{"title":"Model Counting","authors":"C. Gomes, Ashish Sabharwal, B. Selman","doi":"10.3233/978-1-58603-929-5-633","DOIUrl":null,"url":null,"abstract":"Model counting, or counting the number of solutions of a propositional formula, generalizes SAT and is the canonical #P-complete problem. Surprisingly, model counting is hard even for some polynomial-time solvable cases like 2-SAT and Horn-SAT. Efficient algorithms for this problem will have a significant impact on many application areas that are inherently beyond SAT, such as bounded-length adversarial and contingency planning, and, perhaps most importantly, general probabilistic inference. Model counting can be solved, in principle and to an extent in practice, by extending the two most successful frameworks for SAT algorithms, namely, DPLL and local search. However, scalability and accuracy pose a substantial challenge. As a result, several new ideas have been introduced in the last few years that go beyond the techniques usually employed in most SAT solvers. These include division into components, caching, compilation into normal forms, exploitation of solution sampling methods, and certain randomized streamlining techniques using special constraints. This chapter discusses these techniques, exploring both exact methods as well as fast estimation approaches, including those that provide probabilistic or statistical guarantees on the quality of the reported lower or upper bound on the model count.","PeriodicalId":250589,"journal":{"name":"Handbook of Satisfiability","volume":"44 1","pages":"0"},"PeriodicalIF":0.0000,"publicationDate":"2021-02-02","publicationTypes":"Journal Article","fieldsOfStudy":null,"isOpenAccess":false,"openAccessPdf":"","citationCount":"165","resultStr":null,"platform":"Semanticscholar","paperid":null,"PeriodicalName":"Handbook of Satisfiability","FirstCategoryId":"1085","ListUrlMain":"https://doi.org/10.3233/978-1-58603-929-5-633","RegionNum":0,"RegionCategory":null,"ArticlePicture":[],"TitleCN":null,"AbstractTextCN":null,"PMCID":null,"EPubDate":"","PubModel":"","JCR":"","JCRName":"","Score":null,"Total":0}
引用次数: 165
Abstract
Model counting, or counting the number of solutions of a propositional formula, generalizes SAT and is the canonical #P-complete problem.

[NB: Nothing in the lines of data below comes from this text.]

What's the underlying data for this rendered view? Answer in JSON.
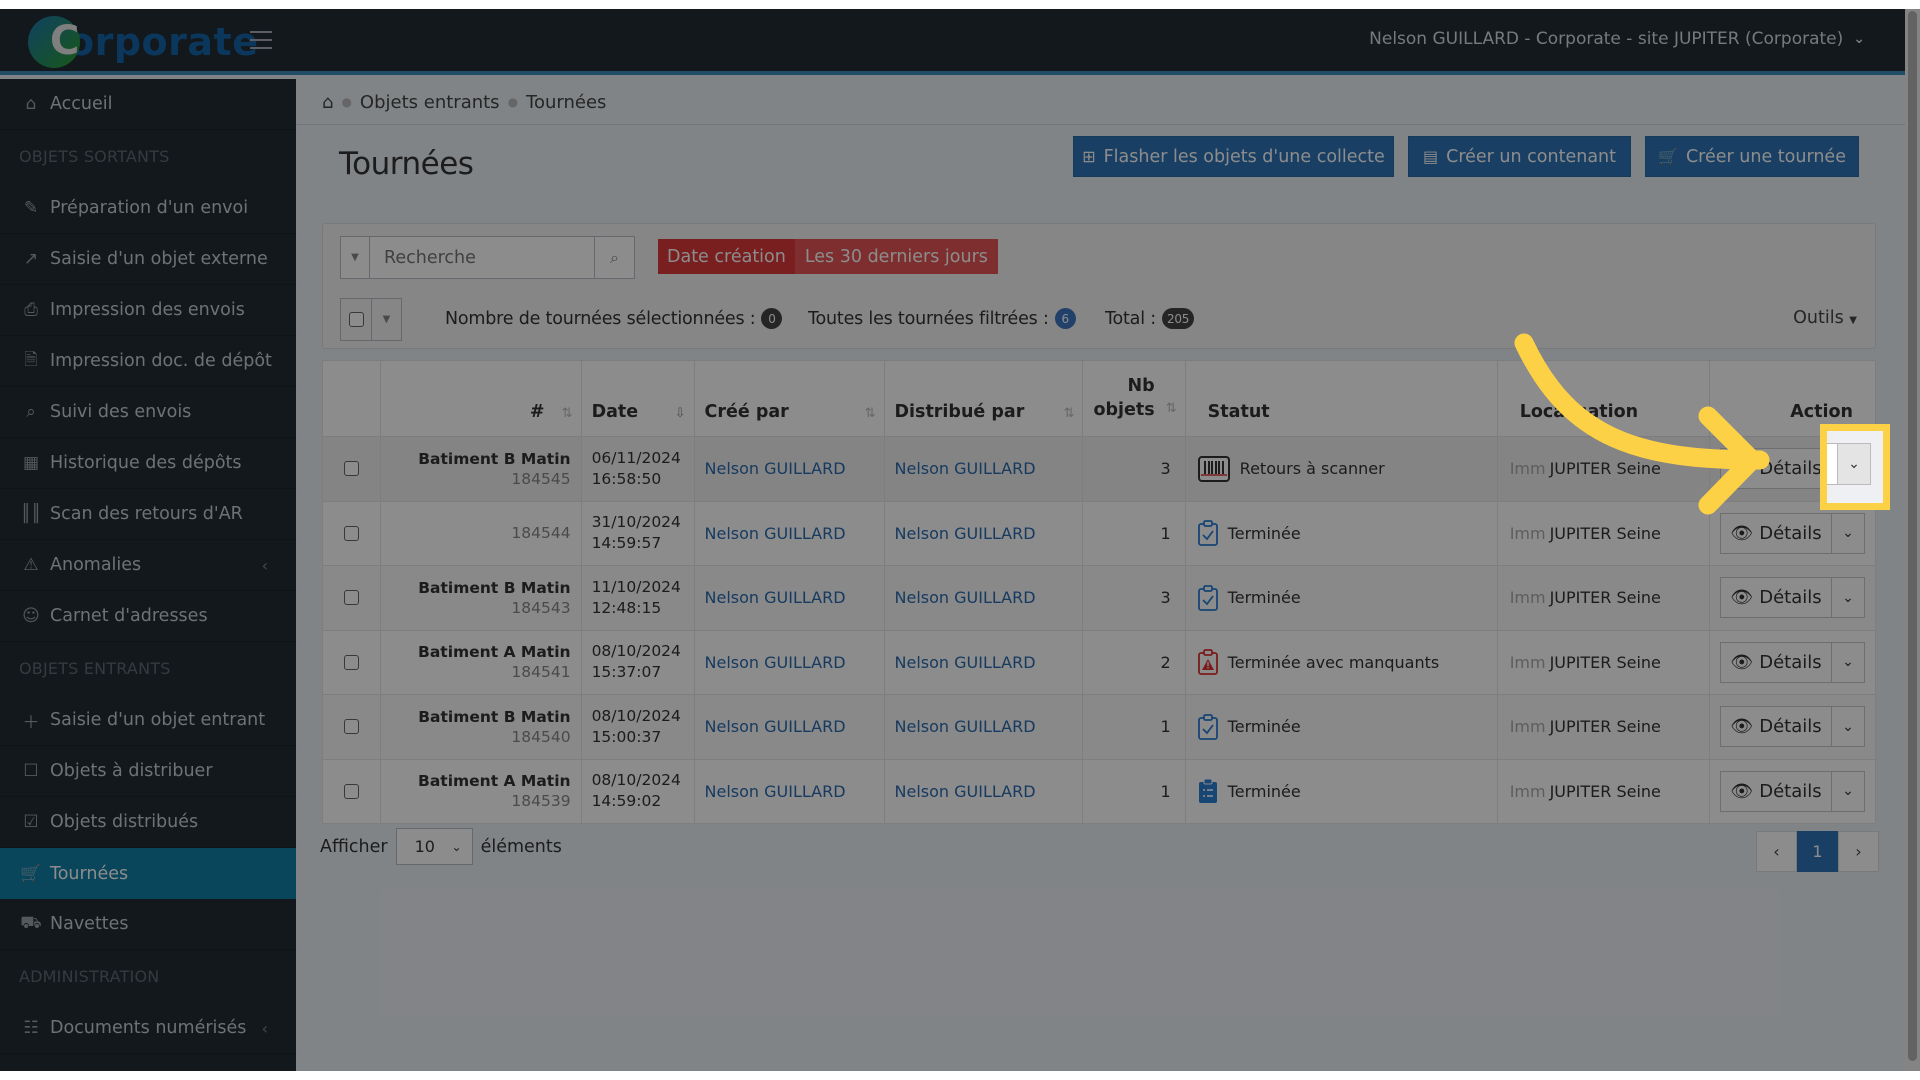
{
  "app": {
    "logo_letter": "C",
    "logo_rest": "orporate"
  },
  "header": {
    "user_menu": "Nelson GUILLARD - Corporate - site JUPITER (Corporate)"
  },
  "sidebar": {
    "home": "Accueil",
    "section_out": "OBJETS SORTANTS",
    "out_items": [
      {
        "label": "Préparation d'un envoi",
        "icon": "pencil-icon"
      },
      {
        "label": "Saisie d'un objet externe",
        "icon": "external-edit-icon"
      },
      {
        "label": "Impression des envois",
        "icon": "printer-icon"
      },
      {
        "label": "Impression doc. de dépôt",
        "icon": "document-icon"
      },
      {
        "label": "Suivi des envois",
        "icon": "search-icon"
      },
      {
        "label": "Historique des dépôts",
        "icon": "calendar-icon"
      },
      {
        "label": "Scan des retours d'AR",
        "icon": "barcode-icon"
      },
      {
        "label": "Anomalies",
        "icon": "warning-icon"
      },
      {
        "label": "Carnet d'adresses",
        "icon": "users-icon"
      }
    ],
    "section_in": "OBJETS ENTRANTS",
    "in_items": [
      {
        "label": "Saisie d'un objet entrant",
        "icon": "plus-icon"
      },
      {
        "label": "Objets à distribuer",
        "icon": "square-icon"
      },
      {
        "label": "Objets distribués",
        "icon": "checkbox-icon"
      },
      {
        "label": "Tournées",
        "icon": "cart-icon",
        "active": true
      },
      {
        "label": "Navettes",
        "icon": "truck-icon"
      }
    ],
    "section_admin": "ADMINISTRATION",
    "admin_items": [
      {
        "label": "Documents numérisés",
        "icon": "qrcode-icon"
      }
    ]
  },
  "breadcrumb": {
    "items": [
      "Objets entrants",
      "Tournées"
    ]
  },
  "page": {
    "title": "Tournées",
    "buttons": {
      "flash": "Flasher les objets d'une collecte",
      "container": "Créer un contenant",
      "tour": "Créer une tournée"
    }
  },
  "filters": {
    "search_placeholder": "Recherche",
    "date_label": "Date création",
    "date_value": "Les 30 derniers jours",
    "selected_label": "Nombre de tournées sélectionnées :",
    "selected_count": "0",
    "filtered_label": "Toutes les tournées filtrées :",
    "filtered_count": "6",
    "total_label": "Total :",
    "total_count": "205",
    "tools": "Outils"
  },
  "table": {
    "columns": {
      "id": "#",
      "date": "Date",
      "created_by": "Créé par",
      "distributed_by": "Distribué par",
      "nb_line1": "Nb",
      "nb_line2": "objets",
      "status": "Statut",
      "location": "Localisation",
      "action": "Action"
    },
    "rows": [
      {
        "name": "Batiment B Matin",
        "id": "184545",
        "date": "06/11/2024",
        "time": "16:58:50",
        "created_by": "Nelson GUILLARD",
        "distributed_by": "Nelson GUILLARD",
        "nb": "3",
        "status": "Retours à scanner",
        "status_icon": "barcode-scan-icon",
        "loc_prefix": "Imm",
        "loc": "JUPITER Seine",
        "action": "Détails"
      },
      {
        "name": "",
        "id": "184544",
        "date": "31/10/2024",
        "time": "14:59:57",
        "created_by": "Nelson GUILLARD",
        "distributed_by": "Nelson GUILLARD",
        "nb": "1",
        "status": "Terminée",
        "status_icon": "clipboard-check-icon",
        "loc_prefix": "Imm",
        "loc": "JUPITER Seine",
        "action": "Détails"
      },
      {
        "name": "Batiment B Matin",
        "id": "184543",
        "date": "11/10/2024",
        "time": "12:48:15",
        "created_by": "Nelson GUILLARD",
        "distributed_by": "Nelson GUILLARD",
        "nb": "3",
        "status": "Terminée",
        "status_icon": "clipboard-check-icon",
        "loc_prefix": "Imm",
        "loc": "JUPITER Seine",
        "action": "Détails"
      },
      {
        "name": "Batiment A Matin",
        "id": "184541",
        "date": "08/10/2024",
        "time": "15:37:07",
        "created_by": "Nelson GUILLARD",
        "distributed_by": "Nelson GUILLARD",
        "nb": "2",
        "status": "Terminée avec manquants",
        "status_icon": "clipboard-warning-icon",
        "loc_prefix": "Imm",
        "loc": "JUPITER Seine",
        "action": "Détails"
      },
      {
        "name": "Batiment B Matin",
        "id": "184540",
        "date": "08/10/2024",
        "time": "15:00:37",
        "created_by": "Nelson GUILLARD",
        "distributed_by": "Nelson GUILLARD",
        "nb": "1",
        "status": "Terminée",
        "status_icon": "clipboard-check-icon",
        "loc_prefix": "Imm",
        "loc": "JUPITER Seine",
        "action": "Détails"
      },
      {
        "name": "Batiment A Matin",
        "id": "184539",
        "date": "08/10/2024",
        "time": "14:59:02",
        "created_by": "Nelson GUILLARD",
        "distributed_by": "Nelson GUILLARD",
        "nb": "1",
        "status": "Terminée",
        "status_icon": "clipboard-list-icon",
        "loc_prefix": "Imm",
        "loc": "JUPITER Seine",
        "action": "Détails"
      }
    ]
  },
  "footer": {
    "show_label": "Afficher",
    "page_size": "10",
    "elements_label": "éléments",
    "current_page": "1"
  },
  "colors": {
    "accent": "#3c8dbc",
    "primary_button": "#2e75b6",
    "danger_filter": "#dd3a3a",
    "annotation": "#fdd145"
  }
}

Surprisingly, model counting is hard even for some polynomial-time solvable cases like 2-SAT and Horn-SAT. Efficient algorithms for this problem will have a significant impact on many application areas that are inherently beyond SAT, such as bounded-length adversarial and contingency planning, and, perhaps most importantly, general probabilistic inference. Model counting can be solved, in principle and to an extent in practice, by extending the two most successful frameworks for SAT algorithms, namely, DPLL and local search. However, scalability and accuracy pose a substantial challenge. As a result, several new ideas have been introduced in the last few years that go beyond the techniques usually employed in most SAT solvers. These include division into components, caching, compilation into normal forms, exploitation of solution sampling methods, and certain randomized streamlining techniques using special constraints. This chapter discusses these techniques, exploring both exact methods as well as fast estimation approaches, including those that provide probabilistic or statistical guarantees on the quality of the reported lower or upper bound on the model count.
模型计数,或计算一个命题公式的解的个数,推广了SAT,是典型的# p -完全问题。令人惊讶的是,即使对于一些多项式时间可解的情况,如2-SAT和Horn-SAT,模型计数也很难。这个问题的有效算法将对许多本质上超出SAT的应用领域产生重大影响,例如有界长度对抗和应急计划,也许最重要的是,一般概率推理。通过扩展两个最成功的SAT算法框架,即DPLL和局部搜索,可以在原则上和一定程度上解决模型计数问题。然而,可伸缩性和准确性构成了实质性的挑战。因此,在过去的几年里,一些新的想法被引入,这些想法超出了大多数SAT解决方案中通常使用的技术。其中包括组件划分、缓存、编译为标准形式、利用解决方案抽样方法,以及使用特殊约束的某些随机流线型技术。本章讨论了这些技术,探索了精确方法和快速估计方法,包括那些对模型计数的报告下界或上界的质量提供概率或统计保证的方法。